Die Schredderaffäre ist am Mittwoch in den „Ibiza“-U-Ausschuss zurückgekehrt und hat dieses Mal ordentlich Staub aufgewirbelt. Denn die Staatsanwaltschaft (StA) Wien dürfte Ermittlungen gegen die Auskunftsperson eingeleitet haben. Selbst das Kanzleramt meldete sich schriftlich zu Wort – wenige Minuten vor der emotional geführten Befragung.

Gegen die Auskunftsperson, einen Kabinettsmitarbeiter von Kanzler Sebastian Kurz (ÖVP), sei von zwei Abgeordneten der Opposition eine Sachverhaltsdarstellung eingebracht worden, hieß es aus dem Bundeskanzleramt.
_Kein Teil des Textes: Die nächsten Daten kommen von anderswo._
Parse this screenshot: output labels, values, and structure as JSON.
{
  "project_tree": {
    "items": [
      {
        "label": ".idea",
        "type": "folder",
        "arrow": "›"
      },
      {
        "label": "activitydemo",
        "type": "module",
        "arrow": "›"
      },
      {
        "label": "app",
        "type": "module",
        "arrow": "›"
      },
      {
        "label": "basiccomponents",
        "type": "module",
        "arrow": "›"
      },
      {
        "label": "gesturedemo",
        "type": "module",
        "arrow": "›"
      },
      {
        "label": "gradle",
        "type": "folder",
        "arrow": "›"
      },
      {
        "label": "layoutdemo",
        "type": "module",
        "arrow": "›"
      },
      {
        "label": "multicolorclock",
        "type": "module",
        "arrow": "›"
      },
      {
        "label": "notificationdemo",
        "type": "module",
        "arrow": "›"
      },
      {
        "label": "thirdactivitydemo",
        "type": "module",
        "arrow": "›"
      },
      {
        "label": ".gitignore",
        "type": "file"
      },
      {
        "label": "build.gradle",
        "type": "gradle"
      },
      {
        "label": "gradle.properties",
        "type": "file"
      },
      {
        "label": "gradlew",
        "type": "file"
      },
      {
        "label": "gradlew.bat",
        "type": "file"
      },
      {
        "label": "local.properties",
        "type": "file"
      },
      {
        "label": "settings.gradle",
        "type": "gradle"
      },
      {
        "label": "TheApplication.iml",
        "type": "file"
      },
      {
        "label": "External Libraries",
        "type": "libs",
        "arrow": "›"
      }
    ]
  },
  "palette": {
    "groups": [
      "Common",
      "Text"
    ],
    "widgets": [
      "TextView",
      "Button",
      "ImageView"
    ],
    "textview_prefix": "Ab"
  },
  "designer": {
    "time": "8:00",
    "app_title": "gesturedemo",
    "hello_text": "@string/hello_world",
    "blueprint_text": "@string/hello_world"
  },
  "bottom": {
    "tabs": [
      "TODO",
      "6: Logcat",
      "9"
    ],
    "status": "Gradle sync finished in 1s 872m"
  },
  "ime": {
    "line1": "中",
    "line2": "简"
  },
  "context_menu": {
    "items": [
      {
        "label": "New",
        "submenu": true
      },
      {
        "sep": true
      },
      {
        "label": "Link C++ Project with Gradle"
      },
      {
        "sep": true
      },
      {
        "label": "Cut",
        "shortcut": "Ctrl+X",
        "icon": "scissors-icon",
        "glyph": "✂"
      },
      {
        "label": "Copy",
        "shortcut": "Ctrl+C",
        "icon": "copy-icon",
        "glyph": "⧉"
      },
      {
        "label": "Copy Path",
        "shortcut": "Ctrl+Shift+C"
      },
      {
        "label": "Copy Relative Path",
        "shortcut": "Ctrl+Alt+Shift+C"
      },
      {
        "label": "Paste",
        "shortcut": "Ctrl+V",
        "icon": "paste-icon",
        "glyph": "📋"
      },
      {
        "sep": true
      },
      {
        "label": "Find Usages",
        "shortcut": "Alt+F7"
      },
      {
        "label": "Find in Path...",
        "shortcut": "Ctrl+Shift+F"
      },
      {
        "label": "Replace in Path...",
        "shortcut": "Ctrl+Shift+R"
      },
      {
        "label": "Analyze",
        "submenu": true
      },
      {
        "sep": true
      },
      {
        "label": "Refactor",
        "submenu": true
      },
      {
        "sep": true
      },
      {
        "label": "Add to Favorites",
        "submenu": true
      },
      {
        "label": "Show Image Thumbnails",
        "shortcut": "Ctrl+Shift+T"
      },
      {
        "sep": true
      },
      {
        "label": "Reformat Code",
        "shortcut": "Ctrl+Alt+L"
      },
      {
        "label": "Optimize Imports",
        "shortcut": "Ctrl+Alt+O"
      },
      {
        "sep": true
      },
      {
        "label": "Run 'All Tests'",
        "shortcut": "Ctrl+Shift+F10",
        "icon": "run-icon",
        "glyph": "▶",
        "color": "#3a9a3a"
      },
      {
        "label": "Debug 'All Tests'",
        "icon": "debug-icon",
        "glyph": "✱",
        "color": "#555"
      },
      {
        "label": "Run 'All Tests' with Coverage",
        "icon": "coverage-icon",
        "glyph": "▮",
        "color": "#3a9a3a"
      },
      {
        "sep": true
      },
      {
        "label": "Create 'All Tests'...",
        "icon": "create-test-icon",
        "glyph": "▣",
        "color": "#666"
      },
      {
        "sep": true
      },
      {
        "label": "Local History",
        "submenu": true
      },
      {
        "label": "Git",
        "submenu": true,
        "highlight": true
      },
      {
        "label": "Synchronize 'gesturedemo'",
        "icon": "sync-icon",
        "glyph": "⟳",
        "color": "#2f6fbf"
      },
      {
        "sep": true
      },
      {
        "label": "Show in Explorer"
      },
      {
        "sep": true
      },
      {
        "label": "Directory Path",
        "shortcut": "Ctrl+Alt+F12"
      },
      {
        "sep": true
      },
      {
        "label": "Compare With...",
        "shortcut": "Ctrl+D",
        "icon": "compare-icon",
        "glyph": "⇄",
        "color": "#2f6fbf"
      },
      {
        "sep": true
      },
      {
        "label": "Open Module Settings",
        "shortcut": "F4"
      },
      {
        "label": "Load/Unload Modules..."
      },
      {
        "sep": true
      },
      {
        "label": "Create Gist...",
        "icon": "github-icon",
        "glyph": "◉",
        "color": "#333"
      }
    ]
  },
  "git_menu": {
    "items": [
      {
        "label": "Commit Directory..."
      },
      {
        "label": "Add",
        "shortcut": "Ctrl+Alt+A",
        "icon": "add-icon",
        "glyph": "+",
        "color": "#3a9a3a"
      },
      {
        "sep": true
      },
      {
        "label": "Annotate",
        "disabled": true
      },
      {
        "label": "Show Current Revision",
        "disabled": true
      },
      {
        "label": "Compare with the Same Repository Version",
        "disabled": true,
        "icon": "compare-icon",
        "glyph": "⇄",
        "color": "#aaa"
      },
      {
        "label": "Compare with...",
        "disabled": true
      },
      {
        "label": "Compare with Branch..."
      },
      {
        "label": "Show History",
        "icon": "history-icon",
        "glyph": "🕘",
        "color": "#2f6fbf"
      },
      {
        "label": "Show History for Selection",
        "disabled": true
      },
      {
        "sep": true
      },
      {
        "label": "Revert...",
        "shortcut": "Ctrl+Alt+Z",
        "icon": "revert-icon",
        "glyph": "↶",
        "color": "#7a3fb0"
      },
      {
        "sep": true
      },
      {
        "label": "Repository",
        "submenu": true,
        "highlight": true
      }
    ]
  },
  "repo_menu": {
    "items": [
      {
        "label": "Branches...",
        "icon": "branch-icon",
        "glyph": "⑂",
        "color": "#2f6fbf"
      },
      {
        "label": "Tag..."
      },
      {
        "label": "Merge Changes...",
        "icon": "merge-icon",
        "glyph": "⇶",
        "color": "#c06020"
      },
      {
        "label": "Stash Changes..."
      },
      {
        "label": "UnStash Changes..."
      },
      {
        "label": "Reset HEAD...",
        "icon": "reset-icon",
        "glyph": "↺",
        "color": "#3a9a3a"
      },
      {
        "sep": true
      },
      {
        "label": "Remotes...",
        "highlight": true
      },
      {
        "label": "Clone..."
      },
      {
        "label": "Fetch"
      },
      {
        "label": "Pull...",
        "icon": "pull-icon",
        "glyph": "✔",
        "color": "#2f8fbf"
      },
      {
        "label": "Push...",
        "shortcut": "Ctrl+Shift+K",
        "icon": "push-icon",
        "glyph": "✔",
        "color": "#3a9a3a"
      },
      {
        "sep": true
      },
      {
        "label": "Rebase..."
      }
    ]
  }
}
Das Verfahren fundiere auf keinen „neuen Erkenntnissen“, aber aufgrund der Ermittlungen habe der Mitarbeiter das Recht auf Schutz vor Bekanntgabe der Identität. Man stehe den Behörden bei der Aufklärung „vollumfänglich zur Verfügung“. Und: Das Bundeskanzleramt sei „überzeugt, dass sich die Haltlosigkeit der offenbar politisch motivierten Anschuldigungen in Kürze zeigen wird“.

Grund für die doch ungewöhnliche Pressemitteilung ist eine bei der StA Wien eingelangte Sachverhaltsdarstellung, die zu Ermittlungen gegen die Auskunftsperson führte. Eingebracht wurde die Anzeige von Kai Jan Krainer (SPÖ) und Stephanie Krisper (NEOS). Die StA Wien führe ihn nun als Beschuldigten, sagte die Auskunftsperson auf Nachfrage. Gegenüber ORF.at bestätigte die Staatsanwaltschaft sowohl die Anzeige als auch den Beschuldigtenstatus. Man gehe den Vorwürfen nach, man befinde sich allerdings im Anfangsstadium.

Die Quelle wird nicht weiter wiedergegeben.